I learned something fascinating about the Greek of Revelation that I had not expected, and certainly was never told. What everyone knows is that certain prepositions (such as δια, εις, υπο) take certain cases, with a number of prepositions being able to take two or three different cases, often with a semantic difference between these. The case of the substantive that follows the preposition is determined by the preposition.
But not (always) so in Revelation …
I was looking at Revelation 4:9 where the text reads τῷ καθημένῳ ἐπὶ τῷ θρόνῳ with the variant ἐπὶ τοῦ θρόνοῦ. The preposition ἐπί can take of course the genitive, dative, and accusative. But why the textual variant here? Is there part of the tradition that doesn't like the dative anymore (which is probably true)? When I started to look a little further I found something that has probably been known since John wrote Revelation (at least it is in Bousset's and Charles's commentaries on Revelation according to Josef Schmid, and they go a long way back), and that is this:
In the construction 'he who sits on the throne' the case of the prepositional phrase 'on the throne' (ἐπί + article + θρόνος) that follows the participle 'he who sits' is normally identical to the case of the participle.

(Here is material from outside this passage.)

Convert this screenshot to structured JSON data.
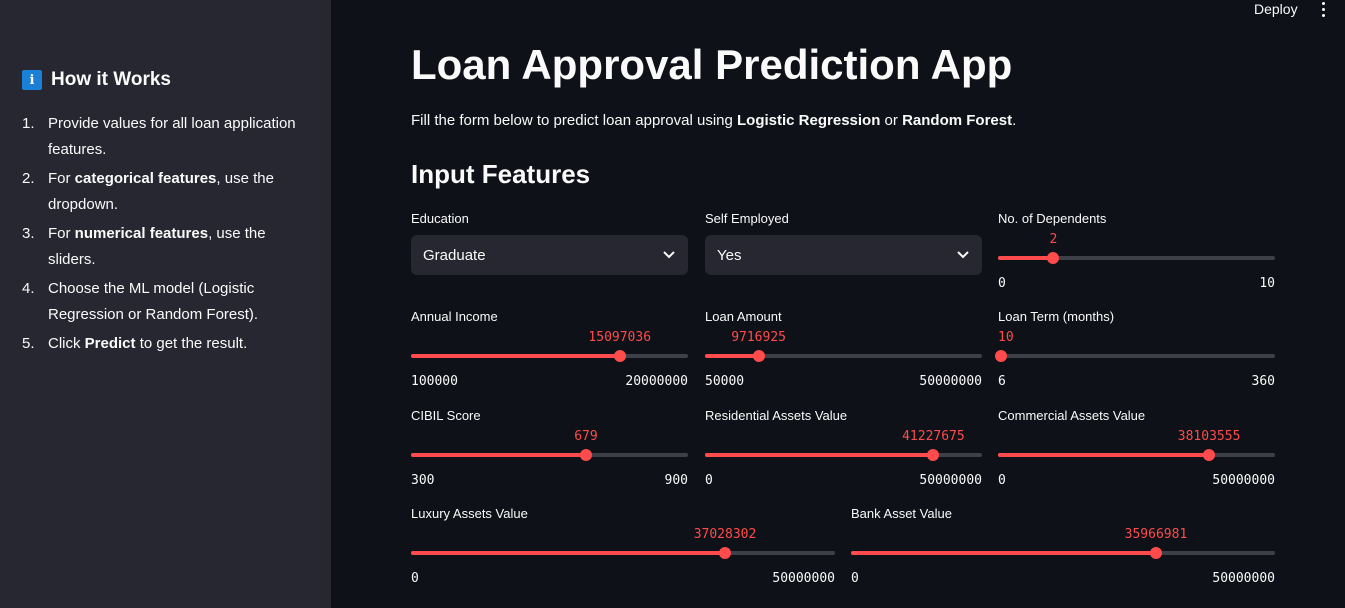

So we have ἐπὶ τοὺς θρόνους ... καθημένους (4:4); τῷ καθημένῳ ἐπὶ τῷ θρόνῳ (4:9); τοῦ καθημένου ἐπὶ τοῦ θρόνου (4:10).
There are a number of exceptions. With the nominative (ὁ) καθήμενος we find both ἐπὶ τῷ θρόνῳ (21:5) and ἐπὶ τὸν θρόνον (4:2) and with other combinations of κάθημαι ἐπί (e.g. with αὐτός) it doesn't apply as much. It would be nice if someone could give a good linguistic explanation of this phenomenon.
Revelation does not contain the cleanest possible Greek grammar, but it is nice to discover that there is at least some reason behind the confusion. But how to teach this to an undergraduate class I don't know.